Ian Hickson, the editor of the HTML 5 Specification, explains what sandbox is good for, preventing the following operations:

  • access the DOM of the parent page (technically speaking, because the iframe is relegated to a different “origin” than the parent page)
  • execute scripts
  • embed their own forms, or manipulate forms via script
  • read or write cookies, local storage, or local SQL databases

The HTML 5 revision tracking page notes more features of the sandbox attribute:

  • disabling plugins
  • disabling navigating of other browsing contexts
  • disabling popups and modal dialogs

iFrames are notorious for being exploited for security breaches, mostly because they are used to embed third party content which might perform unwanted actions. sandbox is intended to make iFrames more secure by specifying what the embedded content is allowed to do. This approach detaches the sandboxed content from its parent page, thus receiving less privileges.

sandbox comes with its associated MIME type, text/html-sandboxed. Hickson details:

The text/html-sandboxed MIME type, [used] for ensuring that users can’t navigate to untrusted content. There are two parts to this. First, browsers must not render pages served with a text/html-sandboxed MIME type, if you navigate to the page directly. This part works in all browsers, today; they all download (or offer to download) the page markup instead of rendering it. Second, browsers that support the sandbox attribute need to render iframes served with the text/html-sandboxed MIME type (subject to the privilege restrictions listed in the sandbox attribute). No browser supports this yet, not even Google Chrome. (It renders the parent page but downloads the iframe content instead of rendering it within the frame.) So you can’t use this technique yet, until Google updates Chrome to support it. (In theory, other browser vendors will implement support for this at the same time they implement support for the sandbox attribute, but I suppose we’ll just have to wait and see.)

Currently only Google Chrome 4.0 uses sandbox, Firefox, IE8, Opera or Safari have not implemented it yet. It is likely the other browsers will implement it in future versions.
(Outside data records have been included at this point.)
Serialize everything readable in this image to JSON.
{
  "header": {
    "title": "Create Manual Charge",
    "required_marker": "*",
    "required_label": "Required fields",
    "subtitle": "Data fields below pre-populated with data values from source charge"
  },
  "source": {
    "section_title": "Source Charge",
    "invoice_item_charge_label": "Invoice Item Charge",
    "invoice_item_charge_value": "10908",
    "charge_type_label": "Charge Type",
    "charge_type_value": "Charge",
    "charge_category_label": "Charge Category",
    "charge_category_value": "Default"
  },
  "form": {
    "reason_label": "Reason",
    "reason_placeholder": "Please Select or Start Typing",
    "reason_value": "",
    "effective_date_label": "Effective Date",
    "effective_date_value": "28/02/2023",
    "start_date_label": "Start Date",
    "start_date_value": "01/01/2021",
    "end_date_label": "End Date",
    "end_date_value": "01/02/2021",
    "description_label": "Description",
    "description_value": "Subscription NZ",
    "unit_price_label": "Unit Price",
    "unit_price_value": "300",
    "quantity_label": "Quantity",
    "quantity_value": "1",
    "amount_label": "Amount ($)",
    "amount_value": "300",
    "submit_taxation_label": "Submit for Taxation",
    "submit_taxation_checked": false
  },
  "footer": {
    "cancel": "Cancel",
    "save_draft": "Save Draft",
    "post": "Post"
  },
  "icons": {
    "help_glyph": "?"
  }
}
The story around HTML 5 <video> element, with Google implementing it using the H.264 standard while other browsers use a different standard or don't implementing it yet, is not likely to repeat here because each browser can freely choose how to implement sandbox internally. Even if all major browsers adopted sandbox tomorrow, developers and web content managers intending to use it will need to consider that there are legacy browsers out there which will ignore the attribute, so they will have to take the usual security measures regarding iFrames.